German Interior Minister Horst Seehofer wrote a letter to Salvini asking
him to rethink his policy, sources close to the German government said.

“We cannot be responsible for boats with people rescued from shipwrecks on
board spending weeks on the Mediterranean because they can’t find a port,”
Seehofer wrote.

Salvini accuses NGO rescue vessels of helping smugglers and had insisted
the Alex sail for the Maltese capital Valetta after 13 “vulnerable” people
were on Friday taken to Lampedusa, leaving 41 on board.

Malta also told the Alex to go to Valletta to disembark the migrants, but
Mediterranea said the journey would be too arduous and the boat would likely
be seized if it did.

Photographs showed dozens of migrants and asylum seekers seeking shelter
from the sun under survival blankets on the narrow deck of the 18-metre (59-
foot) sailboat.

– ‘Impossible’ journey –

“In these conditions it is impossible to face 15 hours of sailing,”
Mediterranea’s Alessandra Sciurba said on Twitter.

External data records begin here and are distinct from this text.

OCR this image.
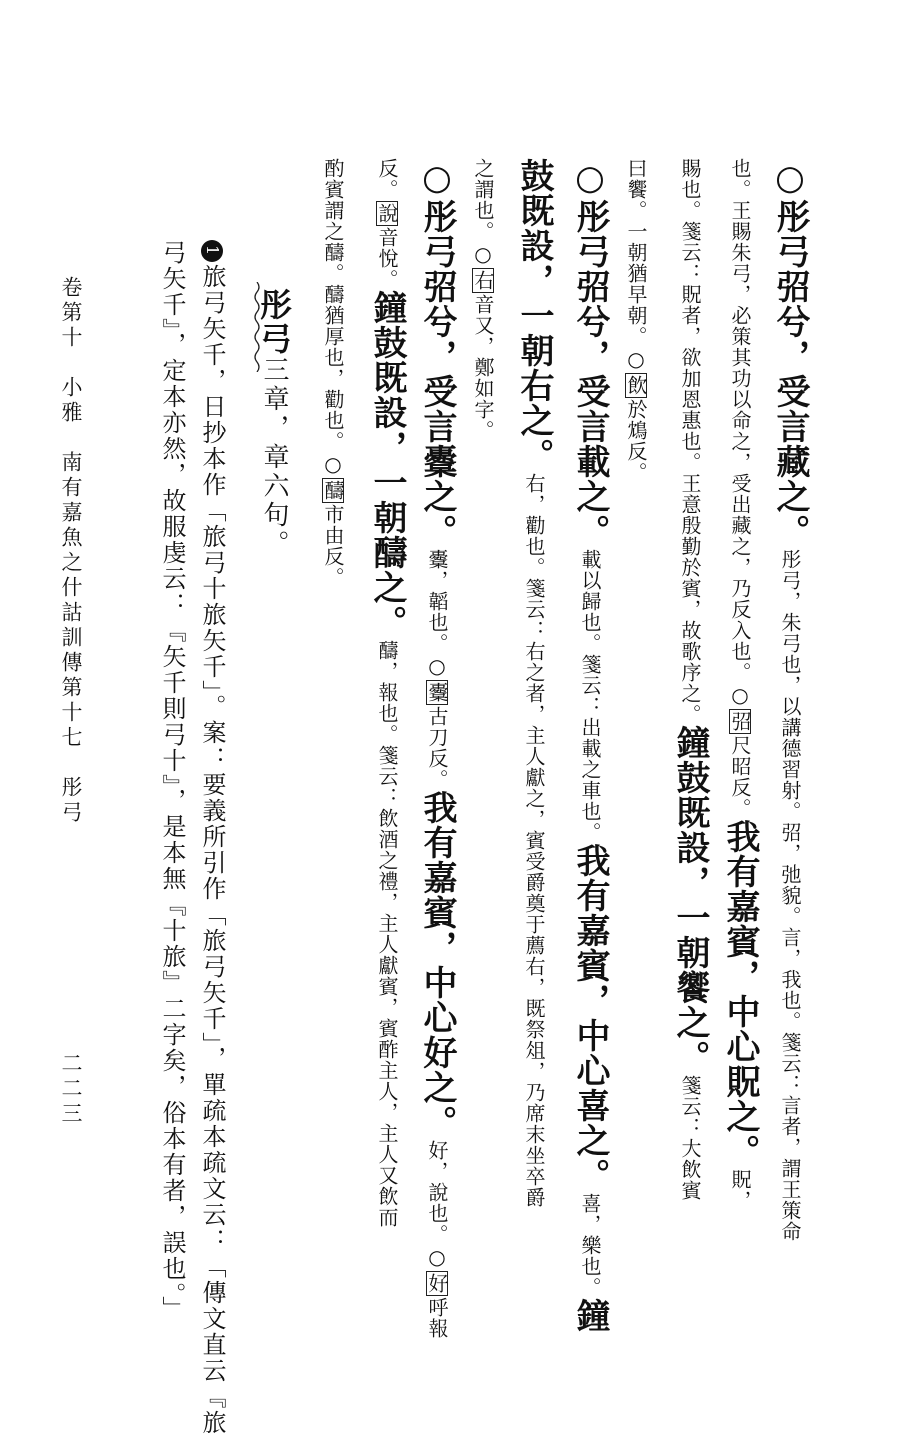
○彤弓弨兮，受言藏之。彤弓，朱弓也，以講德習射。弨，弛貌。言，我也。箋云：言者，謂王策命
也。王賜朱弓，必策其功以命之，受出藏之，乃反入也。○弨尺昭反。我有嘉賓，中心貺之。貺，
賜也。箋云：貺者，欲加恩惠也。王意殷勤於賓，故歌序之。鐘鼓既設，一朝饗之。箋云：大飲賓
曰饗。一朝猶早朝。○飲於鴆反。
○彤弓弨兮，受言載之。載以歸也。箋云：出載之車也。我有嘉賓，中心喜之。喜，樂也。鐘
鼓既設，一朝右之。右，勸也。箋云：右之者，主人獻之，賓受爵奠于薦右，既祭俎，乃席末坐卒爵
之謂也。○右音又，鄭如字。
○彤弓弨兮，受言櫜之。櫜，韜也。○櫜古刀反。我有嘉賓，中心好之。好，說也。○好呼報
反。說音悅。鐘鼓既設，一朝醻之。醻，報也。箋云：飲酒之禮，主人獻賓，賓酢主人，主人又飲而
酌賓謂之醻。醻猶厚也，勸也。○醻市由反。
彤弓三章，章六句。
1旅弓矢千，日抄本作「旅弓十旅矢千」。案：要義所引作「旅弓矢千」，單疏本疏文云：「傳文直云『旅
弓矢千』，定本亦然，故服虔云：『矢千則弓十』，是本無『十旅』二字矣，俗本有者，誤也。」
卷第十　小雅　南有嘉魚之什詁訓傳第十七　彤弓
二二三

Mediterranea consists mainly of left-wing activists, the avowed enemy of
Salvini, who has seen his popularity and that of his Lega party rise thanks
to his tough stance against migrant rescue ships.

A poll published in Italy’s Corriere della Sera newspaper on Saturday said
59 percent of Italians approved of Salvini’s closing ports NGO vessels.

On Wednesday, four people were rescued after a makeshift vessel carrying 86
people across the Mediterranean from Libya sank off the Tunisian coast. All
the others are missing or dead.

The Italian judge in last week’s Sea-Watch case ruled that neither Libya
nor Tunisia were safe countries for migrants.

Libya, which has been wracked by chaos since the 2011 uprising that killed
veteran dictator Moamer Kadhafi, has long been a major transit route for
migrants, especially from sub-Saharan Africa, desperate to reach Europe.

On Tuesday night, 53 migrants were killed in an air strike on their
detention centre in a Tripoli suburb.